Yapılan tüm gözlemler, 13 Nisan 2029 günü Dünya’ya çok yakın bir geçişe işaret ediyor; hatta, bir çarpışma dahi gerçekleşebilir. Apophis, yolculuğu esnasında kullandığımız birçok jeosenkron uydudan 31.200 kilometre daha yakın biçimde, gezegene teğet geçecek.

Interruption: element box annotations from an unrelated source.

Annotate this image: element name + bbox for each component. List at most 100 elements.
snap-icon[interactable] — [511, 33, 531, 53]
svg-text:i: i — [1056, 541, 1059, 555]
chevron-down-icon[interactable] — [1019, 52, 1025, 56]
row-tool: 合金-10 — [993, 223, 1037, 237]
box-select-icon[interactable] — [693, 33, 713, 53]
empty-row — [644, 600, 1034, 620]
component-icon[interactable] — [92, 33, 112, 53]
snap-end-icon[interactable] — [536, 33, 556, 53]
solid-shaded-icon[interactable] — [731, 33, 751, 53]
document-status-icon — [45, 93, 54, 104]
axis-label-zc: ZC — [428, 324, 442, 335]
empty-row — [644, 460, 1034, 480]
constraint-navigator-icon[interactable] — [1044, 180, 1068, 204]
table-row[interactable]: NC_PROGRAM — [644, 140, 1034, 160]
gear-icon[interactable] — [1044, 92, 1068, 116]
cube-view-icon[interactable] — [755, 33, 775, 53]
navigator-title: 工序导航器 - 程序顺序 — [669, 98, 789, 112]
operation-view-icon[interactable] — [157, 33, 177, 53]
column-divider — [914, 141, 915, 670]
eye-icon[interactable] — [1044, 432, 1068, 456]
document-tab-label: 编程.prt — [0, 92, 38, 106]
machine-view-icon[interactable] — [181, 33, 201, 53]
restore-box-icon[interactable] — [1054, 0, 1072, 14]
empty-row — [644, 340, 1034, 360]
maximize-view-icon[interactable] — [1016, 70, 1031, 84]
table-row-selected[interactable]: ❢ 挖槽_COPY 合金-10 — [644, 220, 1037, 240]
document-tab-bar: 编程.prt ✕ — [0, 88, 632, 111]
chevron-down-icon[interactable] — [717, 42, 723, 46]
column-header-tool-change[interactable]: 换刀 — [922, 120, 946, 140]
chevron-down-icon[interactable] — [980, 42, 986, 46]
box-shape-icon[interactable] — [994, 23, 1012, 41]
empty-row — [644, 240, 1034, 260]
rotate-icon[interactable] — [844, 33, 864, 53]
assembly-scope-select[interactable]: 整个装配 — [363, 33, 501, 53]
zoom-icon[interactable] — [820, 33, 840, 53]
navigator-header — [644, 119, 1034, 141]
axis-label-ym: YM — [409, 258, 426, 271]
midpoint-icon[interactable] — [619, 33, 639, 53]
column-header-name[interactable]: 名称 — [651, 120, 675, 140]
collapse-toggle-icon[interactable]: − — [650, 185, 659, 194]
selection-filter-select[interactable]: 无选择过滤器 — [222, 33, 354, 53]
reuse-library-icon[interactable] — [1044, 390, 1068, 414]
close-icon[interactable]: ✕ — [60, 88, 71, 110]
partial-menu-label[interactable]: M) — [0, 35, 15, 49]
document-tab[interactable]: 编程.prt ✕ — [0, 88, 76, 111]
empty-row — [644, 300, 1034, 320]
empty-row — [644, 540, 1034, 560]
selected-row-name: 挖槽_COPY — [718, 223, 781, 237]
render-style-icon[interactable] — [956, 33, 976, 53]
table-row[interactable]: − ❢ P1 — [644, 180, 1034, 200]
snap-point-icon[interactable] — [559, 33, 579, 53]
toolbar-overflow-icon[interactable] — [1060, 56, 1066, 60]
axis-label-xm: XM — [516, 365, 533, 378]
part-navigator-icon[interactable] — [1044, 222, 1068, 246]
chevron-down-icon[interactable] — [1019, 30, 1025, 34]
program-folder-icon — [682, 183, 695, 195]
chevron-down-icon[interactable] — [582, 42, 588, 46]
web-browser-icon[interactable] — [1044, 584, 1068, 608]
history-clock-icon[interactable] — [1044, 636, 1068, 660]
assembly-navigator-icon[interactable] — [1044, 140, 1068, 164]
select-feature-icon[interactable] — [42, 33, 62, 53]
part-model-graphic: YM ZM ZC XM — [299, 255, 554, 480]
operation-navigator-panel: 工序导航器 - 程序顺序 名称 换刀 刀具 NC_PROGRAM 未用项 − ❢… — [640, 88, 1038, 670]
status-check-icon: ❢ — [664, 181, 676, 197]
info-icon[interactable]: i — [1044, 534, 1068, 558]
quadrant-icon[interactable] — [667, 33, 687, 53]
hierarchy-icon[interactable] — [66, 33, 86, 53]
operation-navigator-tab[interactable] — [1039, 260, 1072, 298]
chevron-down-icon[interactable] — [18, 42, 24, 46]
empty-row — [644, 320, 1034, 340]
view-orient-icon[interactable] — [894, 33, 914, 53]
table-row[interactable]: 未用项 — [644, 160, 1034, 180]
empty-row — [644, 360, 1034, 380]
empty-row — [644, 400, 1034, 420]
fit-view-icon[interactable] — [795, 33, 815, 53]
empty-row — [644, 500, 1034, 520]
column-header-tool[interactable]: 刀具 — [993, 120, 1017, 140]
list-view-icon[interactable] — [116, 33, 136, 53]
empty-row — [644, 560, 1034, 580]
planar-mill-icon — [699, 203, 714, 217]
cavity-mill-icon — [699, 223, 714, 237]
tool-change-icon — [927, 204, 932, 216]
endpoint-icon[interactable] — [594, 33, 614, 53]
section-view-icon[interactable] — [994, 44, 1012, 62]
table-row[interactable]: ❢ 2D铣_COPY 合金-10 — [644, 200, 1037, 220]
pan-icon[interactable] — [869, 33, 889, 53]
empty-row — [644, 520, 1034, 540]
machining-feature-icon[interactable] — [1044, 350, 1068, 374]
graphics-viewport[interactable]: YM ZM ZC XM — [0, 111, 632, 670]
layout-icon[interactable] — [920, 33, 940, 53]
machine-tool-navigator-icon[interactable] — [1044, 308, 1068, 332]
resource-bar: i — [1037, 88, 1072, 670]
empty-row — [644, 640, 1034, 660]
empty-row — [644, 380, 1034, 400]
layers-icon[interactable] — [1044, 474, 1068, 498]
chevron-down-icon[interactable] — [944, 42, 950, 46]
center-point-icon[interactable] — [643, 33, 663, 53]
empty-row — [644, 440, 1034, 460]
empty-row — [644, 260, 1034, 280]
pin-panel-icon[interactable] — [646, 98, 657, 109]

Şu an için, Apophis’in o gün Dünya’ya çarpmayacağı düşünülüyor. Öte yandan, uçuşu Apophis’in yörüngesini biraz değiştirecek; ancak, 2036’da asteroidi bir darbe ile yörüngesine geri göndermek yeterli olmayacaktır. Öncelikle, Apophis’in geçmesi gereken “anahtar deliğinin” boyutu yalnızca bir kilometre kadar olacak ve gökbilimciler o anahtar deliğini tamamen kaçıracağını da hesaba katıyorlar. Bu olasılık, Apophis’in (şu an) en az 23 milyon kilometre uzaktaki Dünya’yla yollarının kesişeceği anlamına gelebilir.
ŞU AN İÇİN GÜVENLİ
Apophis’in yörüngesinin Dünya çapında bir gökyüzü tarama topluluğu tarafından saptanması ve takio edilmesi, NASA’nın ve diğer ajansların, yörünge yolumuza sapmış olabilecek Dünya yakınındaki asteroidler hakkında yerine getirdiği gözlemsel sistemler açısından iyi bir sınamaydı. Elbette daha fazlası da yapılabilir ve Secure World Vakfı ve B612 Vakfı gibi gruplar, bu cisimleri çok yaklaşmadan önce fark edebileceğimiz daha başka yollar araştırıyorlar. Gelecekte, gezegenimize (ve bize) büyük zarar verecek olan çarpışma olasılıklarını önlemek için saptırma sistemleri geliştirme umuyorlar.
Peki, Apophis nedir? 350 metre çapında büyük bir uzay kayası ve gezegenimizin yörüngesinden düzenli olarak geçen Dünya yakınındaki asteroid nüfusunun bir parçasıdır. Düzensiz bir şekli vardır ve oldukça karanlık görünmektedir; ancak Dünya’ya yakın geçerken çıplak gözle veya teleskop ile görülebilecek kadar parlak olduğu düşünülüyor. bundan 65 yıl önce başka bir düzensiz uzay kayasının dünyaya çarpması dinozorların yok olmasına sebep olduğu için bilim insanları takip edilen asteroidlerin dünyaya çarpma olasılığını oldukça ciddiye alıyor
Yayınlanan raporlar, 2000 civarında asteroidin şu anda yetkili makamlar tarafından izlendiğini belirtiyor.